After the bisque firing, we then glazed the tiles using a clear glaze. First, portions of the tiles that will be in contact with the kiln are waxed to prevent glaze from sticking to the tile and kiln board. Next, the tiles are evenly coated with glaze. The clear glaze mixture is a green color prior to being fired. Once glazed, the kiln was loaded up again for a second firing. We had made extra tiles to allow for loss and breakage in the two firings. However, we were incredibly lucky to not break a single tile. We opened the kiln for the final time and were rewarded with a full kiln of unbroken and beautiful tiles.

Roof Frame Construction:
The wooden add-on roof frame is a fairly simple, yet elegant construction plan. We started by making all necessary cuts using a cut list. Constructed at a 4/12 ratio the supports were cut to fit the space exactly.

All four 2x6 supports are lag screwed into the 2x4 studs which are in turn, bolted through the metal ribs of the storage container. Prior to installing the tiles, we all hung off of the roof to verify that it would hold the weight of the tiles/soil/plants (approximately 150 lbs.)

Tile Installation:
The roof surface was prepped with #30 roofing felt; 1x2 inch nailing strips were then installed horizontally on top of the felt. Each tile was screwed to the strip at the top of the tile through a hole that was created while the tile was still soft and before firing.

The decorative end cap was designed to be attached using screws. However, the shrinkage from firing made our pre-drilled holes for the end caps not line up properly with the eave tiles. This was remedied with innovative thinking and the use of sturdy wiring.

Each tile is designed to interlock to the tiles on its left and right. The installation process was very much like a giant ceramic jigsaw puzzle; many pieces had to be swapped in and out to find the perfect fit. We truly came to appreciate the technical specificity involved in large scale manufacturing that results in consistently perfect tiles.

As part of the shrinkage issue, the gables needed two inches of clay removed on the outside of the tile to allow the tiles to sit on each other when they overlapped the roof. We cut the tiles using a makeshift wet-saw: a Dremel and water bottles. By cutting a small piece off of the gable tiles, we were able to mostly span the gap.
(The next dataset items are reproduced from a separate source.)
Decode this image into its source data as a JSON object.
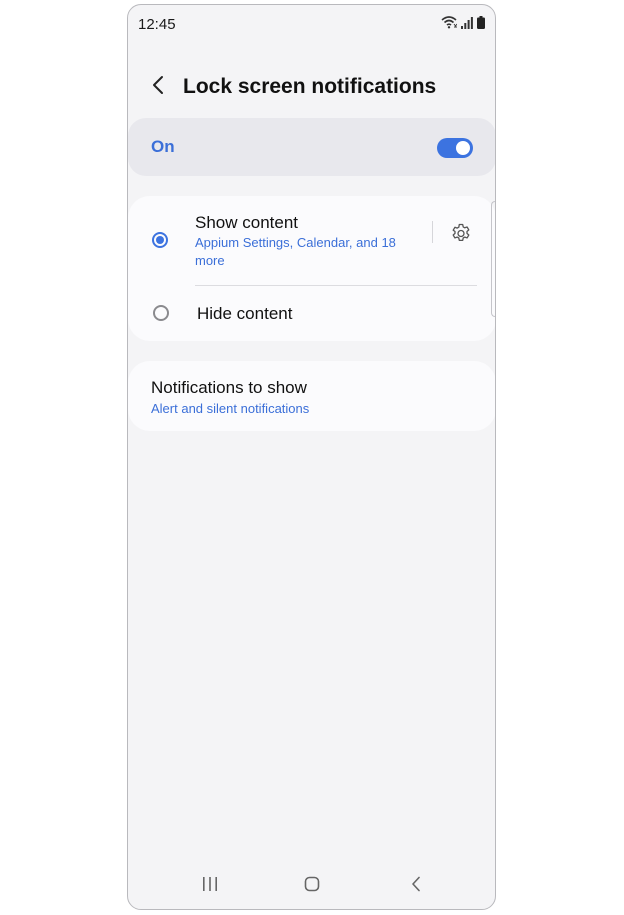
{
  "status_bar": {
    "time": "12:45"
  },
  "header": {
    "title": "Lock screen notifications"
  },
  "master_switch": {
    "label": "On",
    "enabled": true
  },
  "options": [
    {
      "title": "Show content",
      "subtitle": "Appium Settings, Calendar, and 18 more",
      "selected": true
    },
    {
      "title": "Hide content",
      "selected": false
    }
  ],
  "notifications_to_show": {
    "title": "Notifications to show",
    "subtitle": "Alert and silent notifications"
  },
  "colors": {
    "accent": "#3c73e0",
    "background": "#f4f4f6",
    "card": "#fbfbfd"
  },
  "icons": [
    "wifi-icon",
    "signal-icon",
    "battery-icon",
    "back-icon",
    "gear-icon",
    "recents-icon",
    "home-icon",
    "nav-back-icon"
  ]
}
The final step in finishing our green roof was plant installation. The growing medium used is a 75% mineral 25% organic mixture. This mixture reduces the weight dramatically compared to a typical potting mix with high organic matter. Drought tolerant plants were chosen due to the small volume of growing medium, the minimal availability of water and desire to create a sustainable structure. We planted Hens & Chicks, Rosemary, Creeping Thyme varieties, Sage, Blue Fescue, Ajuga, Ice plant and a variety of sedums.

We hope that you have enjoyed learning about our roof fabricating/building process as much as we enjoyed doing it. We hope that we will have future opportunities to design and create something this beautiful again soon.

Rich: Thank you for the opportunity, instruction and support that you gave us. We couldn't have accomplished something as ambitious as this without your instruction.

~Team Ceramic


  1. I know I've said it already, but a beautiful result Jen.

  2. Wonderful! I like the Japanese tile roofing style in its own raw form. Combining it with modern green roofing is ingenious. Thanks for showing us how to do it.

  3. That's cool and incredibly detailed! I'm sure not everyone can build their own ceramic green roof, but it's worth the shot by the looks of it!